Éder Azevedo |
|
|
Greve que durava dez dias terminou nesta quarta-feira |
Agentes penitenciários de Bauru e região decidiram encerrar, em assembleia realizada na noite desta quarta-feira (26), a greve que já durava dez dias. Em rodada de negociação no Palácio dos Bandeirantes, em São Paulo, governo e sindicatos da categoria chegaram a um acordo e as atividades nos presídios serão retomadas normalmente, com 100% do efetivo, a partir de hoje.

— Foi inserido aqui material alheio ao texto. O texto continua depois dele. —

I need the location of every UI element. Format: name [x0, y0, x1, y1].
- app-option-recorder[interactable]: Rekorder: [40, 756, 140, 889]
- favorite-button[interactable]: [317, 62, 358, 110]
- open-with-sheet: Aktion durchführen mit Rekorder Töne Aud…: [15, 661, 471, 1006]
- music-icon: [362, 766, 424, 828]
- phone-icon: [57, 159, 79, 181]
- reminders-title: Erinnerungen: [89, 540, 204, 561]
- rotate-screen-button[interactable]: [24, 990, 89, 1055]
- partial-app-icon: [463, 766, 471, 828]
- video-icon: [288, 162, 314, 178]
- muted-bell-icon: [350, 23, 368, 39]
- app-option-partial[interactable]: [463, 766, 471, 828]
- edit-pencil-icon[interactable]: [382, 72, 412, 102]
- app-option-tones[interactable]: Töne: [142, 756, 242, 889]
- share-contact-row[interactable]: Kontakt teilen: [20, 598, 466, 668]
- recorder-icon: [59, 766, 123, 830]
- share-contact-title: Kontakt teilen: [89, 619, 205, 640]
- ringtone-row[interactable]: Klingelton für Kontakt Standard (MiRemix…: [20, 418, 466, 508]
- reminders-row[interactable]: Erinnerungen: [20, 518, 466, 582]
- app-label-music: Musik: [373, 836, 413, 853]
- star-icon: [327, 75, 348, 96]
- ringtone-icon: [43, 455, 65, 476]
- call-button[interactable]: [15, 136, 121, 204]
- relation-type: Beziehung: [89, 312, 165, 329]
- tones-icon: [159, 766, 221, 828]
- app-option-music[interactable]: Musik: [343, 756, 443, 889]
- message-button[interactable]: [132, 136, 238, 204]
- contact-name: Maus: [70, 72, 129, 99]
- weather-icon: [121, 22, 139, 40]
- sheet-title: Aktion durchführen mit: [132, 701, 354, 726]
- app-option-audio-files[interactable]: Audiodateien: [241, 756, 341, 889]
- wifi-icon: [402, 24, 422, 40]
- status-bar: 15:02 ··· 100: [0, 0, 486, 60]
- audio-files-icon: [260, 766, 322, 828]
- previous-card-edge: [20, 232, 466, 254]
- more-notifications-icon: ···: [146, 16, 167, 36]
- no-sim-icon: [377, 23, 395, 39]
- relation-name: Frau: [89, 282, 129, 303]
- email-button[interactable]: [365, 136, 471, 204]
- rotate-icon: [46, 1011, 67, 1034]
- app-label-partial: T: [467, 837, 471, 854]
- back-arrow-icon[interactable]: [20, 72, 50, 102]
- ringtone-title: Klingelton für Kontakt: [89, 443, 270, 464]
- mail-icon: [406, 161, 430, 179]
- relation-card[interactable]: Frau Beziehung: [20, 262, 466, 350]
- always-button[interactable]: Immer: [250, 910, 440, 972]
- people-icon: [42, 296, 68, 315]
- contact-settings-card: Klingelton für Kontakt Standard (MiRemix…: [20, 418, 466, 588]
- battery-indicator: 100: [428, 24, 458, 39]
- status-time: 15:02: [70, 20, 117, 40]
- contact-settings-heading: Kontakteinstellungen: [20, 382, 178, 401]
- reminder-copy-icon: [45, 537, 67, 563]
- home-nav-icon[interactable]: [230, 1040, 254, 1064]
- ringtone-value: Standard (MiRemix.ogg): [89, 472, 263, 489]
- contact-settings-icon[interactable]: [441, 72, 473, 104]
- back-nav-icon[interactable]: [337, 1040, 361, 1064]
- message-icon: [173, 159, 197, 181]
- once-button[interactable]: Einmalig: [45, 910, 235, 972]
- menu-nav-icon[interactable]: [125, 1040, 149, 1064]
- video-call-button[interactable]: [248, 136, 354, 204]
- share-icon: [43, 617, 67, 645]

Segundo a ata da reunião, publicada no site do Sindicato dos Servidores Públicos do Sistema Penitenciário Paulista (Sindcop), o Estado aceitou reduzir de oito para sete o número de níveis para promoção salarial, além de reajustar os salários entre 7,7 e 11,9%.

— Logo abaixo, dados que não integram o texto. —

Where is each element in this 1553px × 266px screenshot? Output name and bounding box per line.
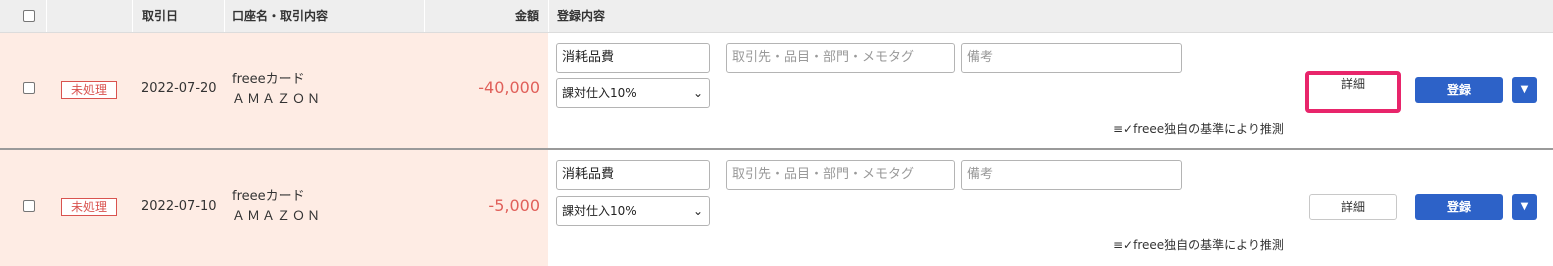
account-item-input[interactable]: 消耗品費 [556,160,710,190]
chevron-down-icon: ⌄ [692,86,703,100]
row-checkbox[interactable] [23,82,35,94]
tax-select-value: 課対仕入10% [562,204,637,218]
transaction-description: ＡＭＡＺＯＮ [232,209,323,224]
memo-input[interactable]: 備考 [961,43,1182,73]
transaction-date: 2022-07-10 [141,199,217,214]
transaction-date: 2022-07-20 [141,81,217,96]
detail-button[interactable]: 詳細 [1305,71,1401,113]
partner-tag-input[interactable]: 取引先・品目・部門・メモタグ [726,160,955,190]
caret-down-icon: ▼ [1520,84,1529,95]
list-check-icon: ≡✓ [1113,238,1134,252]
tax-select[interactable]: 課対仕入10% ⌄ [556,196,710,226]
status-badge: 未処理 [61,198,117,216]
register-button[interactable]: 登録 [1415,77,1503,103]
caret-down-icon: ▼ [1520,201,1529,212]
select-all-checkbox[interactable] [23,10,35,22]
detail-button[interactable]: 詳細 [1309,194,1397,220]
amount: -5,000 [488,196,540,215]
register-dropdown-button[interactable]: ▼ [1512,77,1537,103]
header-amount: 金額 [514,9,539,23]
amount: -40,000 [478,78,540,97]
account-name: freeeカード [232,72,305,87]
guess-note: ≡✓freee独自の基準により推測 [1113,238,1284,252]
row-checkbox[interactable] [23,200,35,212]
table-header: 取引日 口座名・取引内容 金額 登録内容 [0,0,1553,33]
header-account: 口座名・取引内容 [232,9,329,23]
header-date: 取引日 [142,9,179,23]
tax-select[interactable]: 課対仕入10% ⌄ [556,78,710,108]
table-row: 未処理 2022-07-10 freeeカード ＡＭＡＺＯＮ -5,000 消耗… [0,150,1553,266]
transaction-description: ＡＭＡＺＯＮ [232,92,323,107]
account-name: freeeカード [232,189,305,204]
account-item-input[interactable]: 消耗品費 [556,43,710,73]
register-dropdown-button[interactable]: ▼ [1512,194,1537,220]
list-check-icon: ≡✓ [1113,122,1134,136]
table-row: 未処理 2022-07-20 freeeカード ＡＭＡＺＯＮ -40,000 消… [0,33,1553,148]
register-button[interactable]: 登録 [1415,194,1503,220]
status-badge: 未処理 [61,81,117,99]
guess-note: ≡✓freee独自の基準により推測 [1113,122,1284,136]
tax-select-value: 課対仕入10% [562,86,637,100]
memo-input[interactable]: 備考 [961,160,1182,190]
chevron-down-icon: ⌄ [692,204,703,218]
header-registration: 登録内容 [557,9,606,23]
partner-tag-input[interactable]: 取引先・品目・部門・メモタグ [726,43,955,73]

A exceção se aplica à oitava classe, extinta e incorporada ao nível 7, que recebeu aumento de 2,6%.
Os vencimentos passam, agora, a variar entre 2.543,28 e R$ 3.753,02. Além disso, o interstício (tempo mínimo de trabalho para receber promoção) passa a ser de três anos para todas as classes, entre outros benefícios. Governo paulista concordou em não descontar os dias parados.
Histórico
A pedido do Ministério Público do Trabalho (MPT), os grevistas de todo o Estado haviam suspendido a greve anteontem para abrir negociações dentro do prazo de 48 horas. No primeiro dia, as tratativas não avançaram, mas, ontem, as partes conseguiram chegar a um consenso.
Por volta das 19, agentes de Bauru e região votaram pelo fim da greve em assembleia realizada em frente ao Centro de Detenção Provisória (CDP), conforme informou a assessoria de imprensa do Sindcop. Ainda na noite de ontem, outras 19 assembleias seriam realizadas em todo o Estado para apreciar a proposta.